Au 26 mars 2025, la France recensait 35 féminicides. C'est le premier constat présenté par Charlotte Goolaerts, médecin généraliste, vendredi au CMGF, lors de sa présentation de la thèse soutenue par Clara Schlouch et Noélie Poure. Une enquête qui dévoile des chiffres troublants : à l’échelle mondiale, 1 femme sur 3 a déjà subi des violences par son partenaire intime. Et en 2022, 118 féminicides étaient comptabilisés en France.  

La prise en charge et le repérage de violences conjugales représentent un enjeu majeur de santé publique.
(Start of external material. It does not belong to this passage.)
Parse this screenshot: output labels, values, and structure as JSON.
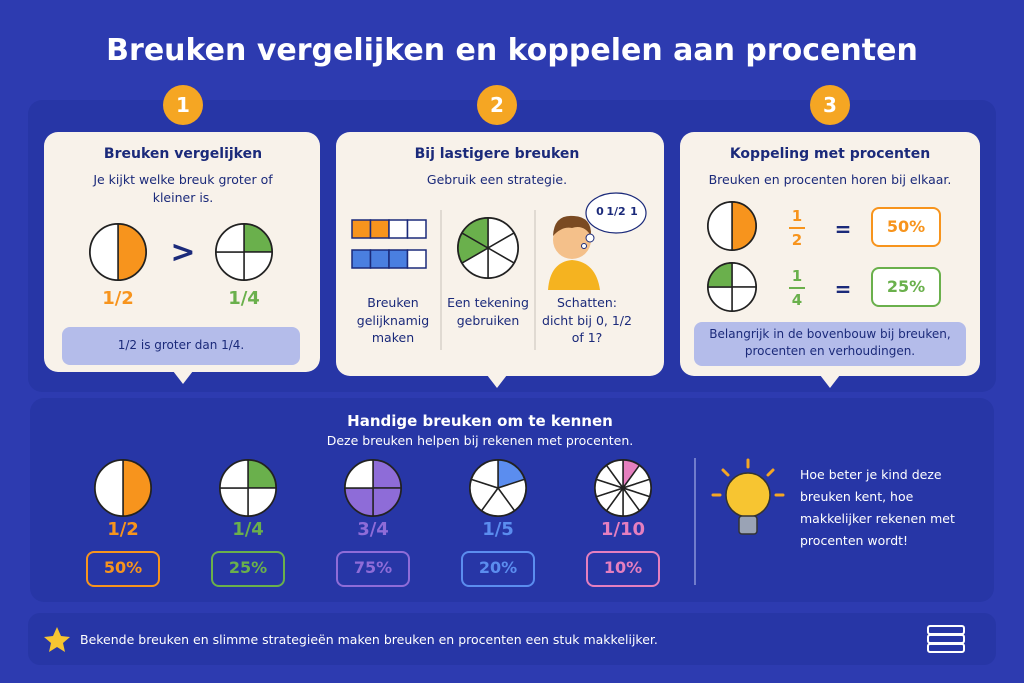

Et le médecin généraliste y joue un rôle central. Cependant, cette prise en charge est susceptible de générer un impact vicariant, un traumatisme indirect, subi par des professionnels exposés quotidiennement à des situations émotionnellement chargées. L'étude qualitative, réalisée par entretiens semi-dirigés entre août 2023 et janvier 2024 sur des médecins thésés, installés ou remplaçants, les départements des Bouches-du-Rhône et du Vaucluse, questionne ainsi cet impact vicariant mais aussi sur les stratégies mises en place par les médecins pour y faire face. 

 

Un “sujet d’actualité” mais un manque de formation

Tout d’abord, si la majorité des médecins interrogés estime qu’il s'agit d'un "sujet d'actualité", la plupart pointent du doigt le fait qu'ils n'ont pas été formés à la prise en charge des violences conjugales. Or, rappelle Gilles Lazimi, médecin généraliste au CMS Louise-Michel, et animateur de cette session au CMGF, "on ne sait faire que ce que l'on a appris"
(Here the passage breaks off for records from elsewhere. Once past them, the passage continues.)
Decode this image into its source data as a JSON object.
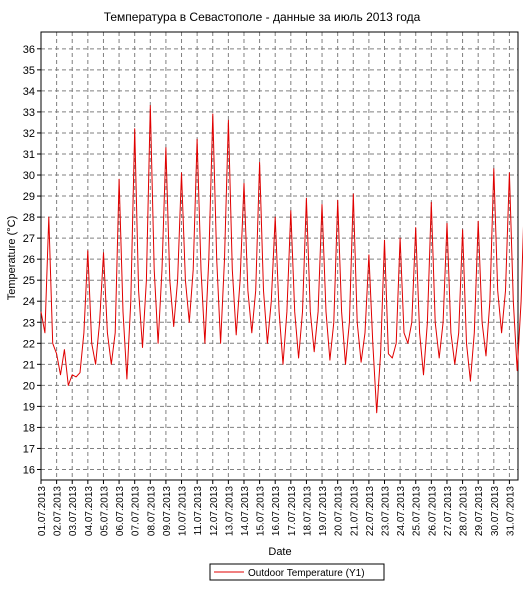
{
  "chart_data": {
    "type": "line",
    "title": "Температура в Севастополе - данные за июль 2013 года",
    "xlabel": "Date",
    "ylabel": "Temperature (°C)",
    "ylim": [
      15.5,
      36.8
    ],
    "y_ticks": [
      16,
      17,
      18,
      19,
      20,
      21,
      22,
      23,
      24,
      25,
      26,
      27,
      28,
      29,
      30,
      31,
      32,
      33,
      34,
      35,
      36
    ],
    "x_ticks": [
      "01.07.2013",
      "02.07.2013",
      "03.07.2013",
      "04.07.2013",
      "05.07.2013",
      "06.07.2013",
      "07.07.2013",
      "08.07.2013",
      "09.07.2013",
      "10.07.2013",
      "11.07.2013",
      "12.07.2013",
      "13.07.2013",
      "14.07.2013",
      "15.07.2013",
      "16.07.2013",
      "17.07.2013",
      "18.07.2013",
      "19.07.2013",
      "20.07.2013",
      "21.07.2013",
      "22.07.2013",
      "23.07.2013",
      "24.07.2013",
      "25.07.2013",
      "26.07.2013",
      "27.07.2013",
      "28.07.2013",
      "29.07.2013",
      "30.07.2013",
      "31.07.2013"
    ],
    "grid": true,
    "legend_placement": "bottom-center",
    "series": [
      {
        "name": "Outdoor Temperature (Y1)",
        "color": "#e00000",
        "x": [
          0,
          0.25,
          0.5,
          0.75,
          1.0,
          1.25,
          1.5,
          1.75,
          2.0,
          2.25,
          2.5,
          2.75,
          3.0,
          3.25,
          3.5,
          3.75,
          4.0,
          4.25,
          4.5,
          4.75,
          5.0,
          5.25,
          5.5,
          5.75,
          6.0,
          6.25,
          6.5,
          6.75,
          7.0,
          7.25,
          7.5,
          7.75,
          8.0,
          8.25,
          8.5,
          8.75,
          9.0,
          9.25,
          9.5,
          9.75,
          10.0,
          10.25,
          10.5,
          10.75,
          11.0,
          11.25,
          11.5,
          11.75,
          12.0,
          12.25,
          12.5,
          12.75,
          13.0,
          13.25,
          13.5,
          13.75,
          14.0,
          14.25,
          14.5,
          14.75,
          15.0,
          15.25,
          15.5,
          15.75,
          16.0,
          16.25,
          16.5,
          16.75,
          17.0,
          17.25,
          17.5,
          17.75,
          18.0,
          18.25,
          18.5,
          18.75,
          19.0,
          19.25,
          19.5,
          19.75,
          20.0,
          20.25,
          20.5,
          20.75,
          21.0,
          21.25,
          21.5,
          21.75,
          22.0,
          22.25,
          22.5,
          22.75,
          23.0,
          23.25,
          23.5,
          23.75,
          24.0,
          24.25,
          24.5,
          24.75,
          25.0,
          25.25,
          25.5,
          25.75,
          26.0,
          26.25,
          26.5,
          26.75,
          27.0,
          27.25,
          27.5,
          27.75,
          28.0,
          28.25,
          28.5,
          28.75,
          29.0,
          29.25,
          29.5,
          29.75,
          30.0,
          30.25,
          30.5,
          30.75,
          31.0
        ],
        "values": [
          23.5,
          22.5,
          28.0,
          22.0,
          21.5,
          20.5,
          21.7,
          20.0,
          20.5,
          20.4,
          20.6,
          22.5,
          26.4,
          22.0,
          21.0,
          23.0,
          26.3,
          22.5,
          21.0,
          22.5,
          29.8,
          23.5,
          20.3,
          24.0,
          32.2,
          24.5,
          21.8,
          25.0,
          33.3,
          25.5,
          22.0,
          25.5,
          31.3,
          25.0,
          22.8,
          25.0,
          30.1,
          25.0,
          23.0,
          25.5,
          31.7,
          25.5,
          22.0,
          26.0,
          32.9,
          26.0,
          22.0,
          26.0,
          32.6,
          25.5,
          22.4,
          25.0,
          29.6,
          24.5,
          22.5,
          24.5,
          30.6,
          24.5,
          22.0,
          24.0,
          28.0,
          23.5,
          21.0,
          23.5,
          28.3,
          23.5,
          21.3,
          23.5,
          28.9,
          23.5,
          21.6,
          23.5,
          28.6,
          23.5,
          21.2,
          23.0,
          28.8,
          23.5,
          21.0,
          23.0,
          29.1,
          23.0,
          21.1,
          22.5,
          26.2,
          22.0,
          18.7,
          21.5,
          26.9,
          21.5,
          21.3,
          22.0,
          27.0,
          22.5,
          22.0,
          23.0,
          27.5,
          22.5,
          20.5,
          23.0,
          28.7,
          23.0,
          21.3,
          23.0,
          27.7,
          22.5,
          21.0,
          22.5,
          27.4,
          22.0,
          20.2,
          22.5,
          27.8,
          23.0,
          21.4,
          24.0,
          30.3,
          24.5,
          22.5,
          24.5,
          30.1,
          24.0,
          20.7,
          24.0,
          29.8
        ]
      }
    ]
  }
}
Alors que les médecins généralistes sont souvent les premiers recours pour les patientes, le dépistage sur point d'appel, en opposition au dépistage systématique, reste le plus naturel pour les médecins interrogés. Lors de l’entretien, l'un d'eux affirme ainsi que "quand elles viennent souvent, qu'on sent qu'elles sont un peu en détresse", il va "poser des questions". Mais les diagnostics restent "camouflés", estime Charlotte Goolaerts, par les autres motifs de consultation. Celle-ci en déduit ainsi l'importance "d'oser poser la question, avec plus d'aisance et d'expérience"

Malheureusement, les freins au dépistage restent très nombreux : manque de temps, sentiment d'être intrusif, appréhension de la confrontation à la situation, et même peur des représailles des auteurs. "Ce sont des situations qui ne sont pas agréables en tant que soignant, donc c'est peut-être pour ça qu'on évite de les dépister !", s'est interrogé un médecin lors de l'enquête.  

Et des obstacles surviennent également au niveau de la prise en charge. Quelle sont les différentes possibilités proposées par les médecins interrogés ? Signalement aux autorités, traitements médicamenteux, orientation vers une psychothérapie, soutien et encouragement de la patiente, orientation vers des associations locales ou encore proposition d'écoute. Les consultations demandent trop de temps, les démarches juridiques sont complexes – Gilles Lazimi rappelle qu'il "ne faut pas le faire à leur place. Si vous le faites à [leur] place, vous le faites contre [elles]" – et n'aboutissent que rarement, l'adaptation au contexte social et culturel de la patiente est difficile et celle-ci est souvent contre la prise en charge car sous emprise de l'auteur des violences.